Une chose me frappe cependant, dans la communication face au Covid-19. Observez la manière avec laquelle le ministre de la Santé publique a éclipsé l’expertise médicale. Il est en réalité beaucoup trop visible au détriment de ceux qui peuvent mieux que lui, rassurer : les personnels de santé. Dans son langage, M. Malachie Manaouda utilise beaucoup le « sous très haute instruction du président de la République », asseyant son autorité sur la légitimité présidentielle. Ce storytelling n’est pas à son avantage : il envoie le message qu’il n’est qu’un exécutant et qu’il ne dispose pas des pleins pouvoirs pour prendre les décisions fortes quand il le faut. Donc, (01) il est peu rassurant (02) il souligne l’absence du Président de la République.

Dans un système de communication autant politisé ou il faut faire attention de ne pas mettre en mal l’image du président, M. Manaouda devrait communiquer uniquement sur des faits liés aux mesures de politiques publiques dans le domaine de la santé. Puis, s’effacer derrière l’expertise médicale et épidémiologique. Le message envoyé serait différent et le discours autour de la santé publique serait plus solide et crédible et moins polémique.

Vu le niveau de défiance dont souffrent les autorités dans leur communication, on ne peut pas se contenter de mettre en scène le ministre de la Santé dans un exercice de listing des cas infectés et de décès.

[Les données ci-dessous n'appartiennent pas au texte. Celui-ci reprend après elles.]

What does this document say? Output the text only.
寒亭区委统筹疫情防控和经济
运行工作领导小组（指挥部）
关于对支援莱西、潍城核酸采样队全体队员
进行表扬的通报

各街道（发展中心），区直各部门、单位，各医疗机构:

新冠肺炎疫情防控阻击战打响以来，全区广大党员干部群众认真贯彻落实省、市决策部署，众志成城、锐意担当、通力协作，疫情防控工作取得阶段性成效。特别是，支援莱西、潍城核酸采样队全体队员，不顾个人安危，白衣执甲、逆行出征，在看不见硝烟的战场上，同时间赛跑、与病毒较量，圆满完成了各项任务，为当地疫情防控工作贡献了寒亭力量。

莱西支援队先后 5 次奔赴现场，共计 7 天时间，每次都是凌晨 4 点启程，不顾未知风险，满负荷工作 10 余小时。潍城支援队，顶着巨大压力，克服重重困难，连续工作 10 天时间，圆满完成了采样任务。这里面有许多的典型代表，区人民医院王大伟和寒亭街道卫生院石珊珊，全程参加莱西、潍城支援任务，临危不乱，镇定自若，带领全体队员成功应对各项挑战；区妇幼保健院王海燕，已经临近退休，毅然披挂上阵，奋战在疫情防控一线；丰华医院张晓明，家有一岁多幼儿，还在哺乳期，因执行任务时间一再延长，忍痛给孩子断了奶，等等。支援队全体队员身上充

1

Les deux piliers d’une communication de crise sont : l’action et l’information. Il faut trouver le bon équilibre. Au sein de la cellule de riposte, il faut constituer un groupe de porte-parole, deux membres triés sur le volet, plus proche de la santé que de la politique. À l’un, la parole scientifique, les nouvelles moins heureuses et le décompte des malades énoncés avec clarté et dans un ton rassurant lors des points réguliers. À l’autre, le rôle politique d’information qui annonce les bonnes nouvelles : les personnes qui survivent au virus, l’acquisition d’un nouveau matériel sanitaire, une découverte importante qui va booster le niveau de la riposte, etc. Et qui se chargera d’occuper le terrain auprès du personnel soignant et des populations. 

Par ailleurs, le nombre d’observateurs, qui confirme que le niveau d’angoisse semble élevé aujourd’hui plus qu’au début de l’épidémie dans la population, révèle à quel point le gouvernement peine à rassurer et à inspirer le calme. L’échec de la communication autour de l’origine du virus et de la capacité que nous avons à répondre à la demande en chloroquine laisse des traces. Clairement, l’intervention ambiguë de la ministre de la Recherche scientifique vient davantage brouiller un message que le ministre de la Santé publique peine à faire passer. En somme, accorder 60 % de la communication entre un décompte macabre et une polémique sur le nombre de chauves-souris que compte la ville de Yaoundé est loin de faire l’affaire.

À chaque fois qu’un événement a un impact sanitaire, on devrait associer les blouses blanches à l’administration. On veut des blouses blanches ! Les médecins eux, connaissent de quoi il est question. Ils sont en première ligne contre ce virus et par conséquent, ils inspirent plus de respect et de confiance.  

L’espace est saturé par les ministres et le personnel de la Fonction publique en poste, soit au ministère de la Santé publique soit dans les services connexes.